I  don't know if the approach of comparing the ESPOL compiler source to our Algol compiler source saved any time, but it did appear to result in a more reliable migration. The time from completing the proofreading pass to the first completely successful compile of an ESPOL program was less than two weeks. At this point we have successfully compiled two programs, a small bootstrap program, KERNAL, that I transcribed from a bitsavers listing, and the significantly larger system cold/cool-start loader program, COOL, which Nigel kindly transcribed.

The final step in this process, which I am just beginning, is to instrument the emulator with the ability to load an object code file produced by the ESPOLXEM compiler, store the contents of that file appropriately in memory, initialize the processor registers, and initiate execution of the program. Once that is in place, we can start writing test cases to exercise the emulator.

We Are Not Alone

When we started this project, Nigel and I assumed that we would be the only ones on the planet foolish enough to attempt such a thing, and among only a few who would be at all interested in it. It therefore came as quite a surprise to be contacted this summer by not one, but two other people who are working on B5500 emulators. Sid McHarg in Seattle, Washington, started out simply trying to emulate the lights on the B5500 operator console, and when that proved insufficiently satisfying, decided to try emulating the whole thing. He started perhaps a year ago, and is now quite far along, with significant pieces of the system running. Sid is building his emulator using C++ on an Apple Macintosh.

A few months ago, Terry Heidelberg found our project on the web and contacted me. After some email exchanges, Terry decided to try his hand at building an emulator himself. He is proceeding with Python. We have given him access to our ALGOLXEM and ESPOLXEM cross compilers, and I believe he has managed to get some test cases running, but at last word was still working on significant parts of the instruction set.

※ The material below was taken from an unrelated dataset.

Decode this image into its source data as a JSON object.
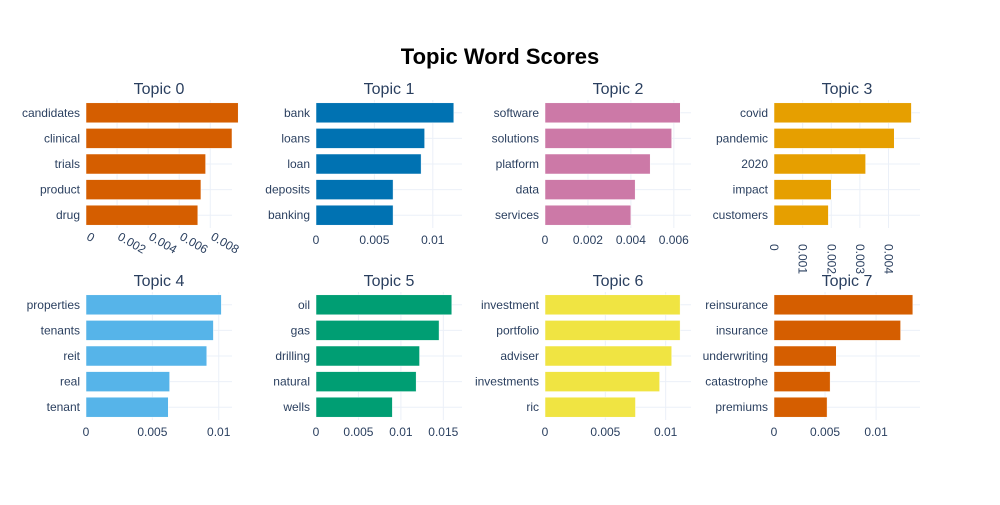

The 50th anniversary of first customer shipment for the Burroughs B5000 will occur in early 2013. The 50th anniversary for the B5500 will be in early 2015. It is interesting that after all that time, there is so much interest in reviving this radically innovative architecture.

At present, we are staying in contact with these other projects and sharing questions and information, but not emulator code or design details. Speaking on Nigel's and my behalf, we don't want to know too much about how the other guys are going about their efforts, thinking it will be much healthier if we all proceed in our independent ways to get something working. Once we get to that point, it will be very interesting to be able to peek under each others' hoods and see how we each approached the emulator design differently. Meanwhile, we have a lot of work left to do.